FieldRequiredTypeDescriptionExample
fastaTrueFASTAOne or more protein sequences in FASTA format. If multiple records are provided, each record ID must be unique; outputs will be keyed by these IDs.>seq1 MKTAYIAKQRQISFVKSHFSRQ >seq2 GAVLIPFYWSTCMNQDEKHR
db_presetTrueSTRINGMSA database preset to search. Options: alphafold_toy_dataset (small, fast), alphafold_reduced_dataset (balanced), alphafold_full_dataset (comprehensive, slow).alphafold_reduced_dataset
modeTrueSTRINGExecution mode. MOCK: returns predefined sample results. PROD: runs actual MSA search service.
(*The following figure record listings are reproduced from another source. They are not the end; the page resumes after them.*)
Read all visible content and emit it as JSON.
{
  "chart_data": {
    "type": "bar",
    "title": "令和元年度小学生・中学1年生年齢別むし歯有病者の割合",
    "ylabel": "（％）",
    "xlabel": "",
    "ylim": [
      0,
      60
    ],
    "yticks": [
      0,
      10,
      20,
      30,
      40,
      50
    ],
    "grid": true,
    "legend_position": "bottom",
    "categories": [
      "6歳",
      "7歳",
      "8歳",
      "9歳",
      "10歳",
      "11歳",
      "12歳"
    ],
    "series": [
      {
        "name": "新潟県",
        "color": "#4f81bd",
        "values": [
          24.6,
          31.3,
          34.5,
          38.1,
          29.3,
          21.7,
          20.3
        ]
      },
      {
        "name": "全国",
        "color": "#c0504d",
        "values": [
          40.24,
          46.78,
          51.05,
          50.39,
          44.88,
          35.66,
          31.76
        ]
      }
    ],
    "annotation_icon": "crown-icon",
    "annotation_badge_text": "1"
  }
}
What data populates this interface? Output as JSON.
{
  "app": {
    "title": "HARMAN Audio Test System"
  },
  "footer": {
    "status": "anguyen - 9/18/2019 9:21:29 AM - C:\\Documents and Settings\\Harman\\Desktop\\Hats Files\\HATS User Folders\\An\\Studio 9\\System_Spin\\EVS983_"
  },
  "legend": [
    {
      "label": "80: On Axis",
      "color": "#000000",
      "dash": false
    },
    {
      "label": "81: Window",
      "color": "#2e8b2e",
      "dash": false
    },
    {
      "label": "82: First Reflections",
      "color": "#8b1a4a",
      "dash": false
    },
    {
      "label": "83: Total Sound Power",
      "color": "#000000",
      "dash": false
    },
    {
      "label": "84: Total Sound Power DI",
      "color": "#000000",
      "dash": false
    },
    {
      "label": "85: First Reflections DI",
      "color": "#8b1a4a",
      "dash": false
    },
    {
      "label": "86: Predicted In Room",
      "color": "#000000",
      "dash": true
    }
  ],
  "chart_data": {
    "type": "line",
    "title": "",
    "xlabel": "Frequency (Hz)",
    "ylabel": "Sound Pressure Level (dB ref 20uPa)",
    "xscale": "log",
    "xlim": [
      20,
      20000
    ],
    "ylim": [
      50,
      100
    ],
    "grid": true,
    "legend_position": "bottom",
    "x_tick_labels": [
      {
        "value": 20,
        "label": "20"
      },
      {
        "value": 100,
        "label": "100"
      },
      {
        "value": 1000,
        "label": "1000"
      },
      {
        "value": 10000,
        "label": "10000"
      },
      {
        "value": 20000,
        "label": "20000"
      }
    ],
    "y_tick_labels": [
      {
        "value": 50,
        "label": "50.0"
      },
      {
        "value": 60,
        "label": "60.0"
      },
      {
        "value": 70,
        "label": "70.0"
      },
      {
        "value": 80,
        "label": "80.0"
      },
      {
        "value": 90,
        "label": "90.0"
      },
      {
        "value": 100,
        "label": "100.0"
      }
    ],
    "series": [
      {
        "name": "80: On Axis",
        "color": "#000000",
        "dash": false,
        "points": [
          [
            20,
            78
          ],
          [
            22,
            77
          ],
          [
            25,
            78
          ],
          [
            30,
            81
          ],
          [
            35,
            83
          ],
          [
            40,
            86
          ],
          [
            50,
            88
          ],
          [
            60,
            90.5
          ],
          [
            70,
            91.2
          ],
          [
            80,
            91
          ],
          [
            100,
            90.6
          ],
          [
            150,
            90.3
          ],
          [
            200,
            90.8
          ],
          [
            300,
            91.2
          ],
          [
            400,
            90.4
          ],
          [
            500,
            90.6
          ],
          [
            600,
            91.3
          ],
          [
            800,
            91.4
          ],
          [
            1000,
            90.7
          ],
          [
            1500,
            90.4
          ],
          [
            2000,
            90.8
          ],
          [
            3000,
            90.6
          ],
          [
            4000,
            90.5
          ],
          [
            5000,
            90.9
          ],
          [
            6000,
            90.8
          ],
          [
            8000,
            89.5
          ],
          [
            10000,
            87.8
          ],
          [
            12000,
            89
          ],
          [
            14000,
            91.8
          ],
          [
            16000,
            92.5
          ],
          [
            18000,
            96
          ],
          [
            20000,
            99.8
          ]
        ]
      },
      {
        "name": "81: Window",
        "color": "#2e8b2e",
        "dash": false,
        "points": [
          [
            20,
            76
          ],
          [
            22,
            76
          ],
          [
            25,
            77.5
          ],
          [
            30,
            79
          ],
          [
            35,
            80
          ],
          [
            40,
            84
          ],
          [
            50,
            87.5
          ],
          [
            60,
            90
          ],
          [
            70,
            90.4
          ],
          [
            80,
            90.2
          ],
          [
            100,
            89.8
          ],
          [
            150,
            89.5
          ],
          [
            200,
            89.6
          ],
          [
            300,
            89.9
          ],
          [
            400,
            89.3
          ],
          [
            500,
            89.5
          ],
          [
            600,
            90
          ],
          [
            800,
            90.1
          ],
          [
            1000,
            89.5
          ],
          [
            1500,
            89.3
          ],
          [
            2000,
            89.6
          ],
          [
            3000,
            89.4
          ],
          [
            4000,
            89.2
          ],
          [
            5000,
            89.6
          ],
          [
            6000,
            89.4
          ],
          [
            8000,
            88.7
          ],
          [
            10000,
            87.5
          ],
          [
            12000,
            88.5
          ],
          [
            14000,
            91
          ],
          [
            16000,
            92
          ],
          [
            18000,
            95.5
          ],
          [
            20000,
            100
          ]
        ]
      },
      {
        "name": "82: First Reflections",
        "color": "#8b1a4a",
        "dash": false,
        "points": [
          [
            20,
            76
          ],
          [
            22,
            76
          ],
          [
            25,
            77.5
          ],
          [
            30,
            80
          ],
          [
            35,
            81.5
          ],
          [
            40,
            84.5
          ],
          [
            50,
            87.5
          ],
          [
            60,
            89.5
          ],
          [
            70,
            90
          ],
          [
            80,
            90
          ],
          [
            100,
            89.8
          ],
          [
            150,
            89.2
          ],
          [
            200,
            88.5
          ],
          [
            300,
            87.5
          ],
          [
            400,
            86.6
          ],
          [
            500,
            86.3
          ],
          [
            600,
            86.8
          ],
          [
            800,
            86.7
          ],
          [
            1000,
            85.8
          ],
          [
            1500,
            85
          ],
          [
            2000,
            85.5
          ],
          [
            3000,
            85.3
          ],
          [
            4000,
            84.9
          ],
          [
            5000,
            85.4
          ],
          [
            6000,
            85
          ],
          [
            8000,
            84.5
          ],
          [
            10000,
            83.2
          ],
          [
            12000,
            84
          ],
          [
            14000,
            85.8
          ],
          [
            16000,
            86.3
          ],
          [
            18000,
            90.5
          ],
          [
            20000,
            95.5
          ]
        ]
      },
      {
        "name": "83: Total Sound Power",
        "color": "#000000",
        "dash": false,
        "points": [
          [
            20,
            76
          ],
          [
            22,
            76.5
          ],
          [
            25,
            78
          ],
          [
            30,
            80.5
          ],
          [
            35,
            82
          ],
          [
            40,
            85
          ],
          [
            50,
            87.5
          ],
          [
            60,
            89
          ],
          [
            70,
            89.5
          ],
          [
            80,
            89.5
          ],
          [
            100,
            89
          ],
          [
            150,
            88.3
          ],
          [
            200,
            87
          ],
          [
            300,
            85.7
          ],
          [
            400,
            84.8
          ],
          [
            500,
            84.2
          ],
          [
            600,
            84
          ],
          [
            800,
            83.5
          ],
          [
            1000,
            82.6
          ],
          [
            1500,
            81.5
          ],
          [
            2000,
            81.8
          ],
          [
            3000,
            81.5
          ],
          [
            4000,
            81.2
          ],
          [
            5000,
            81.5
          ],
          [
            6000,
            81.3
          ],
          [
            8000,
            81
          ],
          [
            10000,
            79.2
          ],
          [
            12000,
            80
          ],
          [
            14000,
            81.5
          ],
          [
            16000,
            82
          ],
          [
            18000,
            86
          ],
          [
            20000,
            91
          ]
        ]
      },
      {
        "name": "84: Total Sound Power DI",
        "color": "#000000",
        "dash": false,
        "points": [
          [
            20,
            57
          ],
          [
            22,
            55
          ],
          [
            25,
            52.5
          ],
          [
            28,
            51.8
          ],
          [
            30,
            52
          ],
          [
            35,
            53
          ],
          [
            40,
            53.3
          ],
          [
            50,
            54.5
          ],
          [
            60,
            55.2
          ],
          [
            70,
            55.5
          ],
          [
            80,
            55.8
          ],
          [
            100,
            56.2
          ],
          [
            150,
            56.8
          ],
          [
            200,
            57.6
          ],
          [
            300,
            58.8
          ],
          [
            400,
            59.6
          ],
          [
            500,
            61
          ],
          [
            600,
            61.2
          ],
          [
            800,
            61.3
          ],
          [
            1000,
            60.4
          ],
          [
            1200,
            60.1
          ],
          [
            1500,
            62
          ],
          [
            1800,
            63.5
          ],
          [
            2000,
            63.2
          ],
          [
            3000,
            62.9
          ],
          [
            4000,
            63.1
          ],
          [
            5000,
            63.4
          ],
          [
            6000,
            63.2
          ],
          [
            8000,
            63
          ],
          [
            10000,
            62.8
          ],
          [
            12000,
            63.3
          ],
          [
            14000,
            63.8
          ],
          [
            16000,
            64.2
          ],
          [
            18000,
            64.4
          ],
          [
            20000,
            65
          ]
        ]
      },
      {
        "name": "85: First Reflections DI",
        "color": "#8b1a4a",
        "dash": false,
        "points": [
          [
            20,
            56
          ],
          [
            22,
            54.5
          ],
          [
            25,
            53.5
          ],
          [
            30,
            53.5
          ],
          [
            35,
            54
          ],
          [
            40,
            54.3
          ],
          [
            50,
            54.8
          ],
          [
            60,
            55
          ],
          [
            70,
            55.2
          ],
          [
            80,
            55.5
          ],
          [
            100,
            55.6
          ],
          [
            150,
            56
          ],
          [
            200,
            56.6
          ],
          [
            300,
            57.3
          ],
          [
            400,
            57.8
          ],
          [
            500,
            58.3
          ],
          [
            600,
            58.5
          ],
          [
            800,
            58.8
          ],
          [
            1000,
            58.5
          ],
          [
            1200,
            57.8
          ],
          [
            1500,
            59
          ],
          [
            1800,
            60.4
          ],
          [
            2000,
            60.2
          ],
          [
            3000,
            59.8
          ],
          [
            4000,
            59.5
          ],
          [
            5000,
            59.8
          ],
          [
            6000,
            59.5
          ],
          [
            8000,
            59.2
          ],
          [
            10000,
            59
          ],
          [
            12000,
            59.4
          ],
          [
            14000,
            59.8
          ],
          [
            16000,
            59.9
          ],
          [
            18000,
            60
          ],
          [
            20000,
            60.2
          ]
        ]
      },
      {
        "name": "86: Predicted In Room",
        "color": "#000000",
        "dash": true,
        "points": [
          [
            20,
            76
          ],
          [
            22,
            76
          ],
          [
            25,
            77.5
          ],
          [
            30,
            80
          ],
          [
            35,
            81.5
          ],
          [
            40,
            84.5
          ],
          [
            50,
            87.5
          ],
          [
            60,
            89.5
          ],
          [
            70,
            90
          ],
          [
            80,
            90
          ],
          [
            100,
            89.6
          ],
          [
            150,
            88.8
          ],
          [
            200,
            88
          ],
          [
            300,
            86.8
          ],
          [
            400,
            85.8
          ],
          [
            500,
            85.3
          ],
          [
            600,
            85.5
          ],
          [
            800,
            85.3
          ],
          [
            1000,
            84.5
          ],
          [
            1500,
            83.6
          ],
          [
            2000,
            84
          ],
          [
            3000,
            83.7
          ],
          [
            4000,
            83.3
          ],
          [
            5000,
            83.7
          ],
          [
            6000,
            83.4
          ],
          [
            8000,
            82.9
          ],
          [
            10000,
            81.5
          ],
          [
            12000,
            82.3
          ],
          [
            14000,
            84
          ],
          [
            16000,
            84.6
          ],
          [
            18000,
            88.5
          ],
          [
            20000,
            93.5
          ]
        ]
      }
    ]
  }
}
TEST: overrides settings for quick runs on a toy dataset.PROD

Outputs

FieldTypeDescriptionExample
msa.a3mA3MMSA results as a dictionary mapping each input sequence ID to its A3M-formatted alignment.{"seq1": "# A3M content...\n>seq1\nMKTAYI-...", "seq2": "# A3M content..."}

Important Notes

  • In TEST mode, db_preset is automatically set to alphafold_toy_dataset to speed up runs.
  • When multiple sequences are provided in FASTA, the output is a dict keyed by the original FASTA record IDs; ensure IDs are unique and meaningful.
  • Runtime scales with both the number of sequences and the chosen database: toy (fast), reduced (moderate), full (slow).
  • MOCK mode returns precomputed mock data and does not perform a real search.
  • Large database presets can lead to long execution times; plan timeouts and batching accordingly.

Troubleshooting

  • MSA search takes too long: use alphafold_toy_dataset or alphafold_reduced_dataset, or reduce the number/length of input sequences.
  • Empty or missing results for a sequence: verify the FASTA formatting and that the sequence ID is unique and non-empty.
  • Service timeout: try fewer sequences, switch to a smaller db_preset, or rerun in TEST/MOCK for quick validation.
  • Invalid FASTA input: ensure sequences use standard FASTA format with header lines starting with '>' and valid amino acid characters.